I have implemented the following code for the mentioned topic. The results are incorrect in c ++. the same code works correctly in python why?

for (int i = 1; i <1000; i++) {
    if (i % three == 0 || i%five==0) {
        sum_3 += i;
    }

}

dataset – Import images of multiples of FITS format

I want to import several url images that are inside a .txt but I receive an error, it is not a valid URL file, directory or specification

In[1]: = F = Import["/home/hp-pc/Desktop/Fits_3.txt", "Text"]

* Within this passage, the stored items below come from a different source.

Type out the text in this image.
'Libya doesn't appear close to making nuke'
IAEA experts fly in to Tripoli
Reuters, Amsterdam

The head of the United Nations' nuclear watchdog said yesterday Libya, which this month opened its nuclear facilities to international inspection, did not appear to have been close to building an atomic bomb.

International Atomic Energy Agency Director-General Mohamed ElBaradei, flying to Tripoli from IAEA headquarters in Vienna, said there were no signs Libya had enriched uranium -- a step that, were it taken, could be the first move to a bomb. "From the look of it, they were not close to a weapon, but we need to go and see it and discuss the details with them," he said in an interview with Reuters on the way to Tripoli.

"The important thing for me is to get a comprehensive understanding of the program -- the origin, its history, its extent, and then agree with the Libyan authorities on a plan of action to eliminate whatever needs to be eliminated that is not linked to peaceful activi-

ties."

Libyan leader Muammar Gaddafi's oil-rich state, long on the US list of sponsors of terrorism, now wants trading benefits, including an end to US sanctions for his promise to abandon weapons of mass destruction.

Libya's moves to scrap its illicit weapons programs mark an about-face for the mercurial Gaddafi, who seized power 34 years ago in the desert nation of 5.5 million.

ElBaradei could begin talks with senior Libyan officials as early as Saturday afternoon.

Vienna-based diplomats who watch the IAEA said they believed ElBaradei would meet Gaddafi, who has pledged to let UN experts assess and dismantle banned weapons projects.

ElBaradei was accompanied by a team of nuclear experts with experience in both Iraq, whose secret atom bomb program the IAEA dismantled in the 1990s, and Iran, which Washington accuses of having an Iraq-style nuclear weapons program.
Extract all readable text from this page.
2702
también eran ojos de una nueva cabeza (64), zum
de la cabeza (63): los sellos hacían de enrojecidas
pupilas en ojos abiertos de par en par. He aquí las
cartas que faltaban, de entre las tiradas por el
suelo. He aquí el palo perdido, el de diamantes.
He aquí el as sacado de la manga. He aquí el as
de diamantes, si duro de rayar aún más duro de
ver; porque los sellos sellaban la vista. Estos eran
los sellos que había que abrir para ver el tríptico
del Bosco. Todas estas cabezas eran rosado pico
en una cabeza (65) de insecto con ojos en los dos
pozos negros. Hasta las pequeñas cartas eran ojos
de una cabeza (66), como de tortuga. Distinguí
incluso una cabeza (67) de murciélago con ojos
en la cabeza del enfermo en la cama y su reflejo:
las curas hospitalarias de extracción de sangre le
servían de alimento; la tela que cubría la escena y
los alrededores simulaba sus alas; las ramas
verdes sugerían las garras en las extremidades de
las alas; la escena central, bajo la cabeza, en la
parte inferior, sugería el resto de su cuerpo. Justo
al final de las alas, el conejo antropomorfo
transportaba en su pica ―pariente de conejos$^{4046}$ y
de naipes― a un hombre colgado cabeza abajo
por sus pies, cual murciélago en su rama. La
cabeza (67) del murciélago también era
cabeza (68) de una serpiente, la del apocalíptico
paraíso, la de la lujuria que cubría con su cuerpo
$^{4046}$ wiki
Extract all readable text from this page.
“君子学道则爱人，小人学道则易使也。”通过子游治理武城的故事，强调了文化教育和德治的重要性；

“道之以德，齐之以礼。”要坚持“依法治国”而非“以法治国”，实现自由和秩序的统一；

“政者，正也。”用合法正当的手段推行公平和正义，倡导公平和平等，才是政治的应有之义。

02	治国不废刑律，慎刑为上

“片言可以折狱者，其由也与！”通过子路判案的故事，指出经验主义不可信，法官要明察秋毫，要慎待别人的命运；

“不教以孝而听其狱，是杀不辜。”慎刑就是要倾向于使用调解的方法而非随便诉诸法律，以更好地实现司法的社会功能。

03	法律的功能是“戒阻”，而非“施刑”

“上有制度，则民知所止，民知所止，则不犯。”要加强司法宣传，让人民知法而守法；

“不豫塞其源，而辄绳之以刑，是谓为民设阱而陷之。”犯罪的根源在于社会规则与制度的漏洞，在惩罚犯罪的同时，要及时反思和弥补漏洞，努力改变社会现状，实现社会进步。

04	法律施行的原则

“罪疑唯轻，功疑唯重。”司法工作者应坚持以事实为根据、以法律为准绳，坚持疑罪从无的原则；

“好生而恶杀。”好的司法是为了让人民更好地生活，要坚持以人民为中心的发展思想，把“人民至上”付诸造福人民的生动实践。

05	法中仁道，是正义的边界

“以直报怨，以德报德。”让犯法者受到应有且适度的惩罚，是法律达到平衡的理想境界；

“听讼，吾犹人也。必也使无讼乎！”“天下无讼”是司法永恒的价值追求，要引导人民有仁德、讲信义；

Outside[1]= {"" https: //dr12.sdss.org/sas/dr12/boss/photoObj/frames/301/ 
2864/1 / frame-u-002864-1-0011.fits.bz2  "
 "https: //dr12.sdss.org/sas/dr12/boss/photoObj/frames/301/2864/1/ 
frame-g-002864-1-0011.fits.bz2  "
 "https: //dr12.sdss.org/sas/dr12/boss/photoObj/frames/301/2864/1/ 
fram / boss / photoObj / frames / 301/6074/5 / 
frame-z-006074-5-0011.fits.bz2  ""}

In[2]: = First[Import[#, "FITS"]]& / @ {F}

During the evaluation of In[2]: = Import :: chtype: First argument "https://dr12.sdss.org/sas/dr12/boss/photoObj/frames/301/2864/1/frame-u-002864-1-0011.fits.bz2"
During the evaluation of In[2]: = First :: normal: a non-atomic expression is expected in position 1 in First[$Failed].

Outside[2]= {First[$Failed]}

And I really do not know what the error is.